First up is none other than Ducktales (Woo-oo!), which was released on the Nintendo Entertainment System and based off the hit children’s cartoon, “Ducktales.” The titled fared quite well from critics and fans alike, going as far as to get a remake in 2013 entitled Ducktales: Remastered developed by WayForward Technologies. At the time, it did much better than games such as Fester’s Quest and Mickey Mousecapade, and this still holds true today. This can be largely credited to its development team, which was primarily Capcom staff that had previously worked on Mega Man, such as Tokuro Fujiwara and Keiji Inafune. Its pogo-stick based platforming and spectacular soundtrack keep the game enjoyable to this day for old pros and newcomers alike.

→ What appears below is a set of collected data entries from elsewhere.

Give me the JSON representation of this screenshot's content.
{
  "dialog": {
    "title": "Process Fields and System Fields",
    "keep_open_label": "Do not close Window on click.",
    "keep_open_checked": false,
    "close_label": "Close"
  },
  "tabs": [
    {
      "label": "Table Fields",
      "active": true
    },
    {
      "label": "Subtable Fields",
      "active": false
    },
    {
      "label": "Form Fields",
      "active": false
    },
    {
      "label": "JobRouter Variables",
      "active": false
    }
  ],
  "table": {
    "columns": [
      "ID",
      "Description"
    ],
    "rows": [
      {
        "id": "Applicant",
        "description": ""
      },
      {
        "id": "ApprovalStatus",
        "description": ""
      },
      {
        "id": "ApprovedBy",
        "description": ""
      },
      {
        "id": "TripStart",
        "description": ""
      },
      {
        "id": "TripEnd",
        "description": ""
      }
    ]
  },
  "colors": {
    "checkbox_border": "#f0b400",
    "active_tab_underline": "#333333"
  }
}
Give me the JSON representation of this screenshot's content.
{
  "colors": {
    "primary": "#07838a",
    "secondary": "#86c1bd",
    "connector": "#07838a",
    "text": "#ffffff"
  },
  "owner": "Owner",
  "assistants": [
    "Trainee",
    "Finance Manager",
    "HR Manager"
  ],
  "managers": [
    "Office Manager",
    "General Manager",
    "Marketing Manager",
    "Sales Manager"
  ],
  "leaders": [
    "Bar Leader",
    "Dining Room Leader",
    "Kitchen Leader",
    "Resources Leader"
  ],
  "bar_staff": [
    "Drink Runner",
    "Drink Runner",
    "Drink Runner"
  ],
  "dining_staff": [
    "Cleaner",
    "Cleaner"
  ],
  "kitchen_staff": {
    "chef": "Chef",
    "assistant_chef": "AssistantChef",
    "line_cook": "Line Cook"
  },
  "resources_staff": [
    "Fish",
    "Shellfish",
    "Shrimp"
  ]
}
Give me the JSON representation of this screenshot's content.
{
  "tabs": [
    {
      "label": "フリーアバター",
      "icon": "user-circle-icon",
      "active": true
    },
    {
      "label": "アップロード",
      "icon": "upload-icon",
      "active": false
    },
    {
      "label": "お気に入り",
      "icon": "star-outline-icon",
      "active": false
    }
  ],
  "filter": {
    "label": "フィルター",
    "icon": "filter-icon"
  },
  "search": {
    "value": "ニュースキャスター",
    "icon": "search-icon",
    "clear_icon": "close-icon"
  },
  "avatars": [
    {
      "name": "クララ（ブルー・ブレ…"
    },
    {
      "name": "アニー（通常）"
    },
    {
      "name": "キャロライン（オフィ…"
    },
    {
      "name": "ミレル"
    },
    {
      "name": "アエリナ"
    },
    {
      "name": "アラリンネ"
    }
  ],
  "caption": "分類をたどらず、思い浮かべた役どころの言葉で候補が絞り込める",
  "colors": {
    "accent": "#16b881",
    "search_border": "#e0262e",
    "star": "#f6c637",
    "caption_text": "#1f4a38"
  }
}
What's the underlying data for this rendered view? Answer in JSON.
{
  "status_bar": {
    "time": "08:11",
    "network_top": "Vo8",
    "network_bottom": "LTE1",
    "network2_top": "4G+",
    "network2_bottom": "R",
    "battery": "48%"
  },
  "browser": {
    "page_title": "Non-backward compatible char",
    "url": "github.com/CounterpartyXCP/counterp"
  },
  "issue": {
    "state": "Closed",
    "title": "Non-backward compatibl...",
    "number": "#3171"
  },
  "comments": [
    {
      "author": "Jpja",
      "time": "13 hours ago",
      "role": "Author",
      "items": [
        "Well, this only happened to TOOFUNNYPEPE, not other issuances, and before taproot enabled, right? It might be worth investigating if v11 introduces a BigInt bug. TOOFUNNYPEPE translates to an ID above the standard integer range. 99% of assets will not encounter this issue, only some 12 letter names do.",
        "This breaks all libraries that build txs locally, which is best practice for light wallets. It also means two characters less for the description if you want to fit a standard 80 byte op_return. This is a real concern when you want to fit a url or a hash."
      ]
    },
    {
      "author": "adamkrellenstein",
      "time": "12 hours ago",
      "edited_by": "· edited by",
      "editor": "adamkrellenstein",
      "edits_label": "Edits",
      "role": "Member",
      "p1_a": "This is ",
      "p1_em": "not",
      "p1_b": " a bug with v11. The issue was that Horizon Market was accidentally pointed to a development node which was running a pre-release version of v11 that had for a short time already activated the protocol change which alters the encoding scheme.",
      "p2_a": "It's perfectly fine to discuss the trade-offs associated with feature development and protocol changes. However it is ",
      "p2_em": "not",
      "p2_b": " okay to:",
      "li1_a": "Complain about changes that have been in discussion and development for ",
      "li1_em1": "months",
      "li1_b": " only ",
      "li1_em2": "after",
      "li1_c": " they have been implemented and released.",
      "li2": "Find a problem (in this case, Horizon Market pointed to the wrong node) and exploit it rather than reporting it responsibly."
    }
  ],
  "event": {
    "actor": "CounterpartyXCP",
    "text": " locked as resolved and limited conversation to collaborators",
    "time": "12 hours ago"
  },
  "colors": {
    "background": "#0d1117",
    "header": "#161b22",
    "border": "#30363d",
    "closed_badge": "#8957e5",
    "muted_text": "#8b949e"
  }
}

Next is Scott Pilgrim vs. the World: The Game, a downloadable title on the Playstation Network and Xbox Live Arcade, based off of a series of comics by the talented Bryan Lee O’Malley. The game lets players select between four of the main characters from the comics in a side-scrolling beat ’em up game similar to Teenage Mutant Ninja Turtles: Turtles in Time. Despite the game’s release to support the movie, it does a fantastic job at standing on its own two feet and is a great game on its own accord, movie/comics or not. Great pixel art coupled with a soundtrack by popular electronic band, Anamanaguchi, make this game perfect for playing with friends. Just like the comics and the movie, this title is full of retro video game references and a zany sense of humor fans continue to love.
To close up is the extremely popular Goldeneye 007 on the Nintendo 64. Based off of the 1995 James Bond movie, “GoldenEye,” this N64 title remains a fan favorite for its surprising depth and extremely popular multiplayer modes. It was critically acclaimed by many despite its relatively inexperienced team, and went on to become the third highest selling Nintendo 64 game of all time. Perfect Dark, another popular N64 shooter was considered as a spiritual successor due to its familiar elements and development team. The game also went on to receive critical acclaim and became a fan favorite, just like its spiritual predecessor.